Wednesday, April 21, 2010

water and mountains

Has it been two months since I've written? My blogger account tells me that, so it must be true. Wow. I have so many thoughts these days that I'm not sure where to begin. So I'll start at the beginning of recent memory, which is my wonderful trip through the northwest of the U.S. and into British Columbia.

In the two weeks before starting the current quarter at Stanford, I took a trip from the Bay Area up to Portland, a community called Windward in Klickitat in Washington, Bend (in Oregon), and then on to Victoria, Vancouver, and town called Nelson in the middle of British Columbia. It was an amazing trip.

This is my lovely traveling companion Jess, who inspired the trip in the first place, and I on the train to Portland. I love the train! Smooth, pretty on-time, way less stressful than dealing with the random attempts at security/harassment in the airports, and scenic.













This is driving along the Columbia River gorge, east from Portland headed towards Klickitat and the Windward community.











It's impossible to capture the feeling of Windward. This is due to the fact that it is situated in a forest so you can't step back and see the whole thing, as well as it being a community of people doing great work taking care of themselves and the land. I've included this picture because the sheep were really cute, and very friendly every time we walked past their pen. The Windward folks are doing so much more than sheep-raising. They are gardening, doing aquaculture, managing their forest as best they can, and perhaps most importantly asking deep questions about how they and all the other people on the planet are living in terms of resource use and cooperation. They are seeking to model a different way of life focused on love, caring for each other in a close-knit community, working smart with appropriate technology when they can, and living in the peace and quiet of a rural setting. They were wonderful hosts, and I look forward to visiting them. If you have more questions, just email me. It's too much goodness to put into words here.

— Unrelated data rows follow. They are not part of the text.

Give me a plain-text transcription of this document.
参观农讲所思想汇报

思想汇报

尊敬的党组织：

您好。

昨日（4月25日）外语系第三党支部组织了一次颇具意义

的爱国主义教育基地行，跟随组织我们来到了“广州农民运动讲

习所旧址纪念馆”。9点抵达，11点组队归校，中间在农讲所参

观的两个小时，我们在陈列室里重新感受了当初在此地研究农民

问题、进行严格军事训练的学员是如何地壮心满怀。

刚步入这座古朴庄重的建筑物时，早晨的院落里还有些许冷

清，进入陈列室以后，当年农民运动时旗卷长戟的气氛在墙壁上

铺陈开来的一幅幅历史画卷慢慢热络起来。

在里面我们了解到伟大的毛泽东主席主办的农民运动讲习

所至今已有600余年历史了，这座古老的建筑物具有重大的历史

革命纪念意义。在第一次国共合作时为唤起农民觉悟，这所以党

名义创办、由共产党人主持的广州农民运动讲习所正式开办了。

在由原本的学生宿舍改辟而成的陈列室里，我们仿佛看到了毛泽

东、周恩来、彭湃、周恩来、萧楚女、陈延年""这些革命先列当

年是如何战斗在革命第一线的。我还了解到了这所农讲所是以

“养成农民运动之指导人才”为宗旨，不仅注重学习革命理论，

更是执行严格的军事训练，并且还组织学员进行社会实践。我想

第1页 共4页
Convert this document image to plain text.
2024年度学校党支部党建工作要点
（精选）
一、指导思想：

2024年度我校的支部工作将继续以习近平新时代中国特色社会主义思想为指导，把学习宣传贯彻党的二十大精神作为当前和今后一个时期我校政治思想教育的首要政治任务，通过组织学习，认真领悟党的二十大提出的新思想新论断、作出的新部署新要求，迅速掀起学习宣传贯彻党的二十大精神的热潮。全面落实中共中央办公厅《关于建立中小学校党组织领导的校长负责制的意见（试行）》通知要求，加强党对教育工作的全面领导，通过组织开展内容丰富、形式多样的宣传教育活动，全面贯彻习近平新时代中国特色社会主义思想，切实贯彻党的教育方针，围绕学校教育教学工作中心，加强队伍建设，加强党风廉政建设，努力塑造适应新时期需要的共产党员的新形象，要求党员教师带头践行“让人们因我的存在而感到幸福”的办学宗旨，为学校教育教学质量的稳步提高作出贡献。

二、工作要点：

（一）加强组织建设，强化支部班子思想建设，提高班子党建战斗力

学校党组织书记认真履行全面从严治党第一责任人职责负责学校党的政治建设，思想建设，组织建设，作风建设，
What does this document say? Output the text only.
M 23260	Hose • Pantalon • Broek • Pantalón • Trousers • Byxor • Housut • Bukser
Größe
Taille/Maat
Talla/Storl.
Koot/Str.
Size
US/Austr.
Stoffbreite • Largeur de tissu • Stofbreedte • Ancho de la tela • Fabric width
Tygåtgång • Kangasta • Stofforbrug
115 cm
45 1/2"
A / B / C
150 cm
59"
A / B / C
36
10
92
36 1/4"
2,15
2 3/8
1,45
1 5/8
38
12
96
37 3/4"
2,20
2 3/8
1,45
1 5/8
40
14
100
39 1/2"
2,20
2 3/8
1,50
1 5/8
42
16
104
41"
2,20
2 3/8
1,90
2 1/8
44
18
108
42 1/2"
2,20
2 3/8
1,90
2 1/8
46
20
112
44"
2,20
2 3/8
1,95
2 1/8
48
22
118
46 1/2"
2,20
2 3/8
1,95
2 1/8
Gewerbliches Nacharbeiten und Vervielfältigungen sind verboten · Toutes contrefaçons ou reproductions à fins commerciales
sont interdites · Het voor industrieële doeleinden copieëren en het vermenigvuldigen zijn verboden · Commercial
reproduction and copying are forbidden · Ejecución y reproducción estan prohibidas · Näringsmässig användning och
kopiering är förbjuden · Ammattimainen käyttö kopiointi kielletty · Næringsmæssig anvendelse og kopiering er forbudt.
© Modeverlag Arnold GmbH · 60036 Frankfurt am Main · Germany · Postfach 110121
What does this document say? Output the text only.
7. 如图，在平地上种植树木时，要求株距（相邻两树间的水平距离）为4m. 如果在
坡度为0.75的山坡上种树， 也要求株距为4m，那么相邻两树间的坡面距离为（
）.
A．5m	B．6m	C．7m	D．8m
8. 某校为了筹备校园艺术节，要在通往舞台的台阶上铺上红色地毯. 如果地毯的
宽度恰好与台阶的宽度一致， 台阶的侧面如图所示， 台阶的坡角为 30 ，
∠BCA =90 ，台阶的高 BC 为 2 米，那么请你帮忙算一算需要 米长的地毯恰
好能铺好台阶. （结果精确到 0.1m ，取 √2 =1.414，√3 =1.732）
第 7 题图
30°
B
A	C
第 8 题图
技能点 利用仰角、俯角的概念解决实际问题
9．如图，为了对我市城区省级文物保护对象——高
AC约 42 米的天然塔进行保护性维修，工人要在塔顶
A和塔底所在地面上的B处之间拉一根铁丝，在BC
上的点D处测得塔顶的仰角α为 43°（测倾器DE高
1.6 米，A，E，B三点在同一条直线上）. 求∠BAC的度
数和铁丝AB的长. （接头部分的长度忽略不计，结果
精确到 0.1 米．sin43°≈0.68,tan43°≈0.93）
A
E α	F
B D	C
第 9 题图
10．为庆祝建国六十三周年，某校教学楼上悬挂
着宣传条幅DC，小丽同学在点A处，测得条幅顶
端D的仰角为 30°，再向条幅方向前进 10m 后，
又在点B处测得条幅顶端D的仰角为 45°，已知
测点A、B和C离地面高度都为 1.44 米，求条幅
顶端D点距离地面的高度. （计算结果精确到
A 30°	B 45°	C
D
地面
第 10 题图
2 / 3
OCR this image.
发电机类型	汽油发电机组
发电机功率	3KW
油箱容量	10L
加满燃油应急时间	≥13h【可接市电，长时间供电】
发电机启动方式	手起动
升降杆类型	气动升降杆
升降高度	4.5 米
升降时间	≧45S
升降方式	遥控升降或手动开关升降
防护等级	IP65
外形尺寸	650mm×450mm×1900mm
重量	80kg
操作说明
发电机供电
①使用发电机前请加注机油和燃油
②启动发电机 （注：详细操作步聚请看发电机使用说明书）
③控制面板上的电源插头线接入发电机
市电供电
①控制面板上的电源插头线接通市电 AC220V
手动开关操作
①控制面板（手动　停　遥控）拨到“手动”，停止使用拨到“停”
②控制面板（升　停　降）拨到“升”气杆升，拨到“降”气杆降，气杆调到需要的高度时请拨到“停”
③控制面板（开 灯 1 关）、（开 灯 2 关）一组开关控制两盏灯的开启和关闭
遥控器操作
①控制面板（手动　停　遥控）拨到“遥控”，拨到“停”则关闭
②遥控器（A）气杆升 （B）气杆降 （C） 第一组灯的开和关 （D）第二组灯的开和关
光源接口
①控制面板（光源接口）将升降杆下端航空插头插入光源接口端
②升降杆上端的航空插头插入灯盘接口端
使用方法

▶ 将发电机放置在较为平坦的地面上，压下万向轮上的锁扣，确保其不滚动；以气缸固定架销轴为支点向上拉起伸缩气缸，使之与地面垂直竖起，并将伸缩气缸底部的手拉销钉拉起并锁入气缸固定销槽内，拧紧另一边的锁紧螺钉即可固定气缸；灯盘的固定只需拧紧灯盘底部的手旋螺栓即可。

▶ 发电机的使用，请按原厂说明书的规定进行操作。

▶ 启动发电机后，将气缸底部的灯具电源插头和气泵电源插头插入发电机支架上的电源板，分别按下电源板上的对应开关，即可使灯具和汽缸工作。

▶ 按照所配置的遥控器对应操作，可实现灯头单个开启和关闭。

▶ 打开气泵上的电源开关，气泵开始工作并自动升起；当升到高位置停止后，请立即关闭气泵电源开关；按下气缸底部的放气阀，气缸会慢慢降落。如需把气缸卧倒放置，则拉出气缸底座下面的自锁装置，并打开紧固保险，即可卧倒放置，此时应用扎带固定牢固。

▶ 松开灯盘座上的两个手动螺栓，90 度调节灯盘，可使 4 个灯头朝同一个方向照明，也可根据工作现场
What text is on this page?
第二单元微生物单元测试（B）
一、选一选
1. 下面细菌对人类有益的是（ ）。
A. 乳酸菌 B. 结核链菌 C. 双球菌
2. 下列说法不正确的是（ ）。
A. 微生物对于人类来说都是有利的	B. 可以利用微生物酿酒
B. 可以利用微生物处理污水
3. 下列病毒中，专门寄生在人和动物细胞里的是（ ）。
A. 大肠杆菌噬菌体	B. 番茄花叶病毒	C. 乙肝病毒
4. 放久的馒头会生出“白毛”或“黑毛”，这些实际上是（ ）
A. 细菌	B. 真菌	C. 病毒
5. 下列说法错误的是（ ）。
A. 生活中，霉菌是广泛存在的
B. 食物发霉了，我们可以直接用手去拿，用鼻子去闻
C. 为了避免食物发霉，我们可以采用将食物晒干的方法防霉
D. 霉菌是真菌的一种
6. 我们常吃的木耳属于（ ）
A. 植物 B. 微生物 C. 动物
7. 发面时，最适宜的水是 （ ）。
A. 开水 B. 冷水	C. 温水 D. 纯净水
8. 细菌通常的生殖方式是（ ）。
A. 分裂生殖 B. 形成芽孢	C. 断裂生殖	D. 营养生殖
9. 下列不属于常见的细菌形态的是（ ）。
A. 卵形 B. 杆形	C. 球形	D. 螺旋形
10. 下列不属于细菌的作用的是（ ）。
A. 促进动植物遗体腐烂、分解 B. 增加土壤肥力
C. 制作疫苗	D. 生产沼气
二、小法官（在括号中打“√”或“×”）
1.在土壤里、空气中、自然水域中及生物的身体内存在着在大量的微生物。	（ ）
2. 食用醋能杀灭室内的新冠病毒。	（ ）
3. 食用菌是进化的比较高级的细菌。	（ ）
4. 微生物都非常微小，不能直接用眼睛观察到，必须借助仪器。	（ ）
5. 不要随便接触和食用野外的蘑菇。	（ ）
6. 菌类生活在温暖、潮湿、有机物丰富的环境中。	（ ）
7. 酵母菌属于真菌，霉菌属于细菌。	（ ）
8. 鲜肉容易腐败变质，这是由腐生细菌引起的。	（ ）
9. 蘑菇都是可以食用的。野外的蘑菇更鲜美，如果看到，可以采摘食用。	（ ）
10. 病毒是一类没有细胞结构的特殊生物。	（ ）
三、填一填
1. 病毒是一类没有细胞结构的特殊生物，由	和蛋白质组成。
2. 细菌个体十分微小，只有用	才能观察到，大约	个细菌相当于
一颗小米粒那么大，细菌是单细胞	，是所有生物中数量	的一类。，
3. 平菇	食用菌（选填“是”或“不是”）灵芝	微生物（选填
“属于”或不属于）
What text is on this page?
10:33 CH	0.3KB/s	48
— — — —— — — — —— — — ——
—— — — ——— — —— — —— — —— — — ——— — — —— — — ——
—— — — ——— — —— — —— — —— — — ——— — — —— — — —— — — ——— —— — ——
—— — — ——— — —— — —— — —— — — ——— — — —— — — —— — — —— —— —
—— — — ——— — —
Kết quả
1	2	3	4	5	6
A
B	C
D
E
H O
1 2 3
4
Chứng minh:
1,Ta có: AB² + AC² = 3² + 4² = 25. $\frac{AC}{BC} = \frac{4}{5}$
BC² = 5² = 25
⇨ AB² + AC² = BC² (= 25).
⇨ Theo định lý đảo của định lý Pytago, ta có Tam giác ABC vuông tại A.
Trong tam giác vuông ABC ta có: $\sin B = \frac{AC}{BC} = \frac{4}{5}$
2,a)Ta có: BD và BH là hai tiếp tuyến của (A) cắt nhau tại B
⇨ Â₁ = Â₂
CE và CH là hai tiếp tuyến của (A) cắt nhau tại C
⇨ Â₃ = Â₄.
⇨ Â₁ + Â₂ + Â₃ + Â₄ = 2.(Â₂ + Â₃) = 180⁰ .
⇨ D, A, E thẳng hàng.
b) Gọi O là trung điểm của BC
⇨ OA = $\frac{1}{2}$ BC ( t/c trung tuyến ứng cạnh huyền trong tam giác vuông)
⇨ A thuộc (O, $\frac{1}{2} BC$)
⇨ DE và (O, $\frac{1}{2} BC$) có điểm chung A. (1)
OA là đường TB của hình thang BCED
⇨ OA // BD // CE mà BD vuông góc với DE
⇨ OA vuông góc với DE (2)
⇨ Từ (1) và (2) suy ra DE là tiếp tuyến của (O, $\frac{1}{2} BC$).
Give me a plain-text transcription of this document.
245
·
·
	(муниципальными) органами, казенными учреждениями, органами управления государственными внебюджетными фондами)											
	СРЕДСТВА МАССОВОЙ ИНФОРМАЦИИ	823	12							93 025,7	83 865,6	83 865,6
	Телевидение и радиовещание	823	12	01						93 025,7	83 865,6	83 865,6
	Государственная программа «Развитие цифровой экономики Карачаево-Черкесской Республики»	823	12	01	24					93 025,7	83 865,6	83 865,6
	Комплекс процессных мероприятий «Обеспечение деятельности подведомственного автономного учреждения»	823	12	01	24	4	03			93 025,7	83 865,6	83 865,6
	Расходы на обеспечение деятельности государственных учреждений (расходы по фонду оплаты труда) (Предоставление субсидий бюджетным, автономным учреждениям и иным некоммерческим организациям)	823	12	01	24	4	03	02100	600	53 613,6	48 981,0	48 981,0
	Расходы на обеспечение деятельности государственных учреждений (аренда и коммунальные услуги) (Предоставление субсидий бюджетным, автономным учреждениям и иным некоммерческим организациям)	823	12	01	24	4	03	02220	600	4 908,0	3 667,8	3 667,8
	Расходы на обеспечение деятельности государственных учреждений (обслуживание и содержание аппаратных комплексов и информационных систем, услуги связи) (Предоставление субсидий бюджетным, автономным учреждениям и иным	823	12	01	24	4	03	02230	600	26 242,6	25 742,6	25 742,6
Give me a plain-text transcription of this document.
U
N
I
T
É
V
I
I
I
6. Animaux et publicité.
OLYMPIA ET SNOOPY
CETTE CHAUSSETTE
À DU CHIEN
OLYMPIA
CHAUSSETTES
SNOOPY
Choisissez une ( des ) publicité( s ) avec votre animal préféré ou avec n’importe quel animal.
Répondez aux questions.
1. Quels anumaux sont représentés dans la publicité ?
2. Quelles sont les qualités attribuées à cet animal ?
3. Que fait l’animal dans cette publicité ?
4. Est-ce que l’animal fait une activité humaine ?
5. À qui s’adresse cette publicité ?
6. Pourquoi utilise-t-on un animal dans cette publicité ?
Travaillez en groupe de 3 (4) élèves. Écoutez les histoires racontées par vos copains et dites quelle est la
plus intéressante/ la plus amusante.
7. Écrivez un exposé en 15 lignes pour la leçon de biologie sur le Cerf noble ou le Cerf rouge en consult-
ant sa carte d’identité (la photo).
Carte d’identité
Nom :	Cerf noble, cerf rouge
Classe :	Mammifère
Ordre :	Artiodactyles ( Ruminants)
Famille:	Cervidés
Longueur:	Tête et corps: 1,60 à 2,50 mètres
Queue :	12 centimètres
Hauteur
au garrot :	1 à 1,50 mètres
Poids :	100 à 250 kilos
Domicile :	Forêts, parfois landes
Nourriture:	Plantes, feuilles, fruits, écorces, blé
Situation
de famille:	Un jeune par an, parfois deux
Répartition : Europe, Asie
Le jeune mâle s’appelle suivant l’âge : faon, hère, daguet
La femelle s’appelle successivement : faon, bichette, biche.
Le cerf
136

Then we drove a few hours south to Bend to visit my friend Matt, who turned out to know all sorts of people that Jess knows as well from Stanford. Small world! Bend looks like this...










this...



and this. Yes that's snow. Both the rock tower and the snow are a few miles outside of Bend, in opposite directions. Skiing one day, hiking in 65 degree sunny canyons one day, and lots of chilling out in downtown Bend. Local microbrews are great, people are friendly, and our hosts were great.




We got back on the train in Portland, and took it to Vancouver. Vancouver is a lovely city, with lots of views like this one. In the total metropolitan area it has around 2 million people, and it is snug in between mountains with snow on them and the ocean. We only stayed for a day, but had a great time walking around and eating Japanese noodles.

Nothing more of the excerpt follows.